Sarah H. Elsea, Ph.D., F.A.C.M.G.

Professor, Molecular & Human Genetics

Sarah Elsea, PhD, FACMG Contact information

Other position

Advisor, Global MAPS, Baylor Genetics

Chair, Professional Advisory Board for PRISMS, Inc.

Board member, American Board of Medical Genetics

Board member, American College of Medical Genetics and Genomics Foundation


B.S., Missouri State University, Springfield, 1990

Ph.D., Vanderbilt University, Nashville, 1994

Postdoc, Baylor College of Medicine, Houston, 1998

ABMG fellowship training, Baylor College of Medicine, Houston, 1998

Research Interests

Despite many advances in the diagnosis of rare disease, the pathophysiological mechanisms underlying these disorders are poorly understood. Our research goals are targeted toward defining the biochemical mechanisms and molecular pathways impacted in human genetic disease. The genetic analysis of neurodevelopmental disorders complicated by obesity and circadian rhythm defects, including autism, intellectual disability, seizures, and behavioral phenotypes, is a primary focus. This includes the clinical and molecular analysis of genomic conditions, wherein deletion or duplication of a portion of the genome is the primary underlying etiology, leading to altered gene dosage. Disorders include Smith-Magenis syndrome, Potocki-Lupski syndrome, 2q23.1 deletion syndrome, 2q23.1 duplication syndrome, 2q37.3 deletion syndrome, Pitt-Hopkins syndrome, and others. Our goals are to improve diagnosis, enhance understanding of phenotypes and develop a working knowledge of the molecular relationships among neurodevelopmental disorders developing toward targeted therapeutics. To further support these studies, we have created and maintain a Smith-Magenis syndrome patient registry and have other patient registries in development.

In order to investigate the molecular and cellular basis of these rare, pleiotropic disorders, we have utilized a multidisciplinary approach including mouse, frog, zebrafish and human cellular models, including induced pluripotent stem cells and neural progenitor cells. Current studies are focused toward understanding the molecular and cellular relationships between and among a subgroup of neurodevelopmental disorders with overlapping phenotypes using expression profiling, metabolomics and other functional approaches. Genes and pathways include RAI1, MBD5, HDAC4, TCF4, FMR1 and DEAF1, among others, with associated syndromes exhibiting commonly altered pathways, including circadian rhythm, metabolic and developmental gene networks that may be targets for therapeutic intervention. For example, one of the hallmark features of Smith-Magenis syndrome is a circadian rhythm defect. Our work has shown that RAI1 directly regulates CLOCK, a master regulator of circadian rhythm, providing strong evidence for molecular and cellular etiology behind the sleep phenotype and identifying a pathway that can be therapeutically targeted.
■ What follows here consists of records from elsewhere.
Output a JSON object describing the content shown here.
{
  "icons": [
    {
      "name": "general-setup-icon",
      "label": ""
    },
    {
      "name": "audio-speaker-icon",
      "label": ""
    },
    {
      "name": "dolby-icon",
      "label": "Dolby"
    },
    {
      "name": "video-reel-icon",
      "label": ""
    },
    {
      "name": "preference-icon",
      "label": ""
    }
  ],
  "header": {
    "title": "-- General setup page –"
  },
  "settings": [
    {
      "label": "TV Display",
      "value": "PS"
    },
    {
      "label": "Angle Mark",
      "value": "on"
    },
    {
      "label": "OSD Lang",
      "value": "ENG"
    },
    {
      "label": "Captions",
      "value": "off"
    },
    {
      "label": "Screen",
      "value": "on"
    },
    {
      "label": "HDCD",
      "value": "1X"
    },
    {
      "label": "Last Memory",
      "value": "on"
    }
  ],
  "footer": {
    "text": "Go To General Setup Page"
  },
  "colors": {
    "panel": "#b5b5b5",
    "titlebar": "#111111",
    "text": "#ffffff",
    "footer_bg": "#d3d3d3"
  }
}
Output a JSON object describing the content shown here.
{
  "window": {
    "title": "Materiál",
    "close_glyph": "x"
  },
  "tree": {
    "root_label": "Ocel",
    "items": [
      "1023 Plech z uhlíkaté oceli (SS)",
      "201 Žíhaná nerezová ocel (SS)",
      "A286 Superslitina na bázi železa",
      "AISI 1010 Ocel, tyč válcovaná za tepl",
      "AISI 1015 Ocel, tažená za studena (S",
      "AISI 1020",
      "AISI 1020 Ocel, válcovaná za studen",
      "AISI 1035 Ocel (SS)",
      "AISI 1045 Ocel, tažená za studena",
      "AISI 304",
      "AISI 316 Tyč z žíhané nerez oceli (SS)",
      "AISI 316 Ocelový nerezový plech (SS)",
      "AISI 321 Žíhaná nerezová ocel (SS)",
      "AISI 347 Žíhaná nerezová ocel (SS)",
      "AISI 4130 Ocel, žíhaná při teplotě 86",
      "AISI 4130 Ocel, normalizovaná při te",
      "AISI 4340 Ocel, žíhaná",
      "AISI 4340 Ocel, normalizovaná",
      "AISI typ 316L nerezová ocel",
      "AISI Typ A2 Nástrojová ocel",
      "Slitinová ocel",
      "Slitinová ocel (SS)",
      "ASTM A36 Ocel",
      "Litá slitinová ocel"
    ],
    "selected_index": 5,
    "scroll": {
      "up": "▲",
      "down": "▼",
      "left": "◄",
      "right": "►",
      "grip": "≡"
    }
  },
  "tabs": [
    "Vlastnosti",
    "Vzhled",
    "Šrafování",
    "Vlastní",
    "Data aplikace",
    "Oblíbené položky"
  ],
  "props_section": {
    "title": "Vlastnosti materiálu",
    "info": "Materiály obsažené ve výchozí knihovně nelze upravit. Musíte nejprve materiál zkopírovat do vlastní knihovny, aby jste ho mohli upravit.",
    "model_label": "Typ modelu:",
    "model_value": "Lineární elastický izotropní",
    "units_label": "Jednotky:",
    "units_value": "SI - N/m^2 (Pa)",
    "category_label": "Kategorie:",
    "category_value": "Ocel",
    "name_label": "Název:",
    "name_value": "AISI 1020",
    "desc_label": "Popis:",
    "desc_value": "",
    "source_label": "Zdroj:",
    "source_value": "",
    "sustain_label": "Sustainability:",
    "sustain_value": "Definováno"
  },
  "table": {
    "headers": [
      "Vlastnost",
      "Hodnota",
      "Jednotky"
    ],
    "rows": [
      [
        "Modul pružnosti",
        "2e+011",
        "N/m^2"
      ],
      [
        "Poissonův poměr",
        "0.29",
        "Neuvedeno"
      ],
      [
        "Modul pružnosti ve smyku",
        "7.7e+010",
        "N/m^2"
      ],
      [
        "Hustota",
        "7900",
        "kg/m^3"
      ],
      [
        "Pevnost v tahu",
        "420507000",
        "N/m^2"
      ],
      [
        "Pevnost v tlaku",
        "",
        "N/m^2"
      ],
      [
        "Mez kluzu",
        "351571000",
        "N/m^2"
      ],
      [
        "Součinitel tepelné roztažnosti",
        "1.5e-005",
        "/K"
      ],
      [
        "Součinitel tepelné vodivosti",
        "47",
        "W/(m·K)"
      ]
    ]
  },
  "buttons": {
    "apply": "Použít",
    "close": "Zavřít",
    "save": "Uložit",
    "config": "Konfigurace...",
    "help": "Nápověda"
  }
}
New projects include investigation of the role of NAD kinase in both Alzheimer’s disease and pancreatic cancer and the role of this genetic and biochemical pathway in tumor growth toward developing personalized approaches to treatment. Utilizing cell culture model systems and conditional mouse models to improve understanding of the underlying etiology of these neurodegenerative and neoplastic mechanisms is a primary goal.

We have developed at Baylor Genetics a clinical metabolomics pipeline for diagnosis and management of inborn errors of metabolism. Clinical and research studies have focused toward the development and utilization of metabolomic profiling and analysis of metabolic pathways toward biomarker discovery in a variety of inherited and acquired disorders. We are developing personalized medicine approaches for treatment of neurodevelopmental, neurogenerative and metabolically-driven conditions utilizing genomic, metabolomic and transcriptomic approaches to improve diagnosis, management and quality of life for individuals impacted by these conditions. Metabolomic profiling of more than 4500 clinical and research samples has provided functional output to support curation of genomic variants that has improved diagnosis and management of individuals with a variety of metabolic conditions and contributed to biomarker discovery in metabolic disorders.

While most of our studies have a molecular basis, we also work to educate others about rare disease and to provide parents, caregivers and siblings of individuals with neurodevelopmental syndromes with the tools they need to maintain healthy families. Our data show that families are doing very well despite the high prevalence of anxiety and depression among both mothers and fathers and that while younger typically developing siblings may have some difficulties, adult siblings are doing very well, with many choosing careers in education or healthcare for individuals with developmental disabilities. Our studies highlight not only disease burden but also illustrate the power of early and accurate diagnosis, the breadth of needs for individuals with rare disease and the resiliency of families and caregivers.